Upon deep analysis, the following was found to be the reason of the problem:

When a Client tries TCP connect, even if the server is not currently calling accept, the connection will pass. This will happen if server has called 'listen' function and it will keep accepting the connections till backlog limit is reached.

But, if the application process exceeds the limit of max file descriptors it can use, then when server calls accept, then it realizes that there are no file descriptors available to be allocated for the socket and fails the accept call and the TCP connection sending a FIN to other side.

I just though of posting this finding here. I am still leaving the accepted answer as that of Habbie's.

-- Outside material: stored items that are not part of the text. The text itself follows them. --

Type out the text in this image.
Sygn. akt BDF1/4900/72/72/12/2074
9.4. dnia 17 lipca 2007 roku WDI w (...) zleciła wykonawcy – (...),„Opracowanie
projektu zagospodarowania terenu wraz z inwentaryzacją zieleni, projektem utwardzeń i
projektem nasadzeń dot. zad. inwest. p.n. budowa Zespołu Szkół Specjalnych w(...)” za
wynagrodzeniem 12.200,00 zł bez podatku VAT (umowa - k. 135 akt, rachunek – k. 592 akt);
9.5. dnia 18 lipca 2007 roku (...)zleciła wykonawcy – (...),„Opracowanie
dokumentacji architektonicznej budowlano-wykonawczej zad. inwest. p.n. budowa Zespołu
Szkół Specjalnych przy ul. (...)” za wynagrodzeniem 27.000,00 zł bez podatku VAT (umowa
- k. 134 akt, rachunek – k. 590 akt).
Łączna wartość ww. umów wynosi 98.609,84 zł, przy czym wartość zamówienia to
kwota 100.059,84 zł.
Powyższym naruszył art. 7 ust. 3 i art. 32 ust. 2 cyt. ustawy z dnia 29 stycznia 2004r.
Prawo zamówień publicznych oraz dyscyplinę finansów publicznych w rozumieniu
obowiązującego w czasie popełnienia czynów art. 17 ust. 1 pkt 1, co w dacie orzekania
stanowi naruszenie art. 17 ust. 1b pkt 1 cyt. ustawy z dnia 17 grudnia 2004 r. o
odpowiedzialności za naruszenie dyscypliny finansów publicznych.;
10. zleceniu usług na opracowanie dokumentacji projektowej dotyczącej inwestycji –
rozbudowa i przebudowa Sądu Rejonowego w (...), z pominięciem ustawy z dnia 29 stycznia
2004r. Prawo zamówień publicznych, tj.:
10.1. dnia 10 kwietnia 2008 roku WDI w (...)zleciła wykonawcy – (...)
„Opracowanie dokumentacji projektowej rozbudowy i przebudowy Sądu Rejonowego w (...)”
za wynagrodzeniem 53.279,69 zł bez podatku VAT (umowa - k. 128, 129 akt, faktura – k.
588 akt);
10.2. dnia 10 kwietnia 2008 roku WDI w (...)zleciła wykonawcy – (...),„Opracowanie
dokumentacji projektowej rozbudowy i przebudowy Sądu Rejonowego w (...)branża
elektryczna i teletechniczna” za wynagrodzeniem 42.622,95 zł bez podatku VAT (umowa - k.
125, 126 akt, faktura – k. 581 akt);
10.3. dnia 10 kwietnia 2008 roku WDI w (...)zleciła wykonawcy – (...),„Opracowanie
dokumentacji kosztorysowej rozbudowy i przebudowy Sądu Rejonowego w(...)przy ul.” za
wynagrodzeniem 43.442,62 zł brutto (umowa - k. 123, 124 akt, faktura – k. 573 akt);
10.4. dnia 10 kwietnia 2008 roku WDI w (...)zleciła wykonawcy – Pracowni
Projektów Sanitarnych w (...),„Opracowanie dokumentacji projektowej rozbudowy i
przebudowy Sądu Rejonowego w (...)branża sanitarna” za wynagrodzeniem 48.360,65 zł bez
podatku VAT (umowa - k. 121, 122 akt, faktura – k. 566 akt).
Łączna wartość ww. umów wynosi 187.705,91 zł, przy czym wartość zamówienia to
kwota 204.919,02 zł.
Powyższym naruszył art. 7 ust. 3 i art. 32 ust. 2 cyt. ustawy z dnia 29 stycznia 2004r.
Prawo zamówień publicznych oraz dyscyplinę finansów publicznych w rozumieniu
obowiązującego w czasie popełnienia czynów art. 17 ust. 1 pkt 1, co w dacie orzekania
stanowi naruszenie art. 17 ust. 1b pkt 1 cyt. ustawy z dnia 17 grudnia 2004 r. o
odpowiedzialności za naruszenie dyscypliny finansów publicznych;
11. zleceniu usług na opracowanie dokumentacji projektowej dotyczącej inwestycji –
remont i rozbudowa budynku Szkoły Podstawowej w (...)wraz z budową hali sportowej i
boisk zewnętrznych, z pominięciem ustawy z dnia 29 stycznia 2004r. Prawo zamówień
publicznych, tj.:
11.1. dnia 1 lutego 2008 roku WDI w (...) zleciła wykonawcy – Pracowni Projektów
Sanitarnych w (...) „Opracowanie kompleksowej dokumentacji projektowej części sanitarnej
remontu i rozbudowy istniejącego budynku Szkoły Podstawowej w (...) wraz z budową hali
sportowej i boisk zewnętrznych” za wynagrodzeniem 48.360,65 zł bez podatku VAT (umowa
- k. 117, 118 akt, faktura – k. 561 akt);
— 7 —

Thanks to all those who answered this question.


I'm guessing the connection is being accepted by inetd or a similar daemon, which then attempts to fork and exec another program to handle the connection, and that either the fork is failing (due to resource exhaustion) or the exec is failing (due to nonexistent file, permissions error, etc.).


Could be TCP wrappers. If the server process was built with libwrap support, it will accept the connection, check /etc/hosts.allow and /etc/hosts.deny, and then immediately close the connection if denied by policy.

It's easy to see if the server is using libwrap:

> ldd /usr/sbin/sshd | grep libwrap
libwrap.so.0 => /lib64/libwrap.so.0 (0x00007f1562d44000)

Seems like the server calls shutdown very shortly after accepting the connection.


I think the FIN was sent by calling close() instead of shutdown().

The connection is in backlog queue; after accept(), the server decides to terminate it for whatever reason(e.g. TCP wrapper ACL or out of file descriptors). In this case, a close() decreases file descriptor(FD)'s link count by 1 to 0, so FD for this connection is fully destroyed. Afterwards the client sends data to a non-existing socket from server's point of view, server has to respond a RST.

If it was a shutdown(), server can still revive data sent by client and have to wait for FIN from client to close the connection gracefully. No RST is sent back.